Considérations générales sur l'attaque hystérique
A.
Lorsqu’on soumet à la psychanalyse une hystérique dont le mal se manifeste par des attaques, on se persuade aisément que ces attaques ne sont rien d’autre que des fantasmes traduits dans le langage moteur, projetés sur la motilité, figurés sur le mode de la pantomime. Fantasmes inconscients certes, mais par ailleurs de la même espèce que ceux qu’on peut saisir immédiatement dans les rêveries diurnes, ou développer par interprétation à partir des rêves nocturnes. Fréquemment un rêve est le substitut d’une attaque, plus fréquemment encore il aide à comprendre l’attaque, du fait que le même fantasme trouve dans le rêve et dans l’attaque des moyens d’expression différents.
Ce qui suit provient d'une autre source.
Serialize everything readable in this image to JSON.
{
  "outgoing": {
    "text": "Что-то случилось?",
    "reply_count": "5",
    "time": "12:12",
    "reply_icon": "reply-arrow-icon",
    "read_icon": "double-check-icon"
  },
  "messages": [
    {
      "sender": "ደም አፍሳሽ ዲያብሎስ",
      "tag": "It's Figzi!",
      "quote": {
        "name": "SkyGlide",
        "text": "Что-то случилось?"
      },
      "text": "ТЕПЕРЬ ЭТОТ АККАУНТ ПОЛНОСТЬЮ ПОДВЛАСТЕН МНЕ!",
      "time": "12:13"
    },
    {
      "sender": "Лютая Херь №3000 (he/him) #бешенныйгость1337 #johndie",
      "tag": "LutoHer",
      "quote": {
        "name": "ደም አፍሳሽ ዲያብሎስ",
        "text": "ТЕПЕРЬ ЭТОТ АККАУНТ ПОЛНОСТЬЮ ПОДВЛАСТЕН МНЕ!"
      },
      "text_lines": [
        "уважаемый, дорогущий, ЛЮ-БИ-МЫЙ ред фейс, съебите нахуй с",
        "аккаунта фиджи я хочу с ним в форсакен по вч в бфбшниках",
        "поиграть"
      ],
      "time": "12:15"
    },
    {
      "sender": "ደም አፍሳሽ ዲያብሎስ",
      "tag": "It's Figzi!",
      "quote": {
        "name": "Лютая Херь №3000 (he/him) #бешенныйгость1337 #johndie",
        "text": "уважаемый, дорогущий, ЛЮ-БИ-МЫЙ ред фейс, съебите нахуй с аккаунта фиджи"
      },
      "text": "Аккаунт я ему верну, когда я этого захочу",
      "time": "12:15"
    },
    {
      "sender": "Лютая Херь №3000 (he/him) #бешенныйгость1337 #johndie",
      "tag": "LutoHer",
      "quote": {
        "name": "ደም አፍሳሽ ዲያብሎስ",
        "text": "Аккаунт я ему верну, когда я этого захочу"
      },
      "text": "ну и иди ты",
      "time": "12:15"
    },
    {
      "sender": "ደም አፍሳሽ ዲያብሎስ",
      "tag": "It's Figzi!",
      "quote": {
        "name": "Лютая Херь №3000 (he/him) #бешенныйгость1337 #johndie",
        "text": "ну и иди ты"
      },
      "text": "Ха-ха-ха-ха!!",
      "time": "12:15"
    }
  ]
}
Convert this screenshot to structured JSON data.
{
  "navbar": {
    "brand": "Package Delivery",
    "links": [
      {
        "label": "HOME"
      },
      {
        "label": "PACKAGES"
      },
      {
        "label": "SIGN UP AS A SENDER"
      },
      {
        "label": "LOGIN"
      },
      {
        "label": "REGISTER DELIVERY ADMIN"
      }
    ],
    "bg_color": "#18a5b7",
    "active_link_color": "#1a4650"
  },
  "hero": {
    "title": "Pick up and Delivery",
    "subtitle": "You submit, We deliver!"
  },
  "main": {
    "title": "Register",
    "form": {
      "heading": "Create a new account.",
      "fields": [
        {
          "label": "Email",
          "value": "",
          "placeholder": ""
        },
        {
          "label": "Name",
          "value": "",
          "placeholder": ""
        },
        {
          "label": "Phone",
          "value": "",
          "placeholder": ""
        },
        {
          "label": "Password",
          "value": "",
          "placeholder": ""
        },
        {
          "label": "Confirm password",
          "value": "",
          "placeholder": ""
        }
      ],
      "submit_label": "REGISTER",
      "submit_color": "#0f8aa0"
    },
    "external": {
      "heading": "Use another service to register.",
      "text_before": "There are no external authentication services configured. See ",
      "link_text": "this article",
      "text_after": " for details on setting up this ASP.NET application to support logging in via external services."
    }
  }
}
On devrait donc s’attendre à parvenir par l’examen de l’attaque à la connaissance du fantasme figuré en elle ; mais cela ne réussit que rarement. Généralement la figuration pantomimique du fantasme a subi sous l’influence de la censure des déformations tout à fait analogues à celles de la figuration hallucinatoire dans le rêve, de sorte que l’une comme l’autre est d’emblée devenue impénétrable à la conscience du sujet comme à la compréhension du spectateur. L’attaque hystérique requiert donc la même élaboration interprétative que celle à laquelle nous procédons avec les rêves nocturnes. Mais non seulement la puissance d’où procède la déformation et l’intention de cette déformation mais aussi sa technique sont les mêmes que celles qui nous sont familières grâce à l’interprétation du rêve.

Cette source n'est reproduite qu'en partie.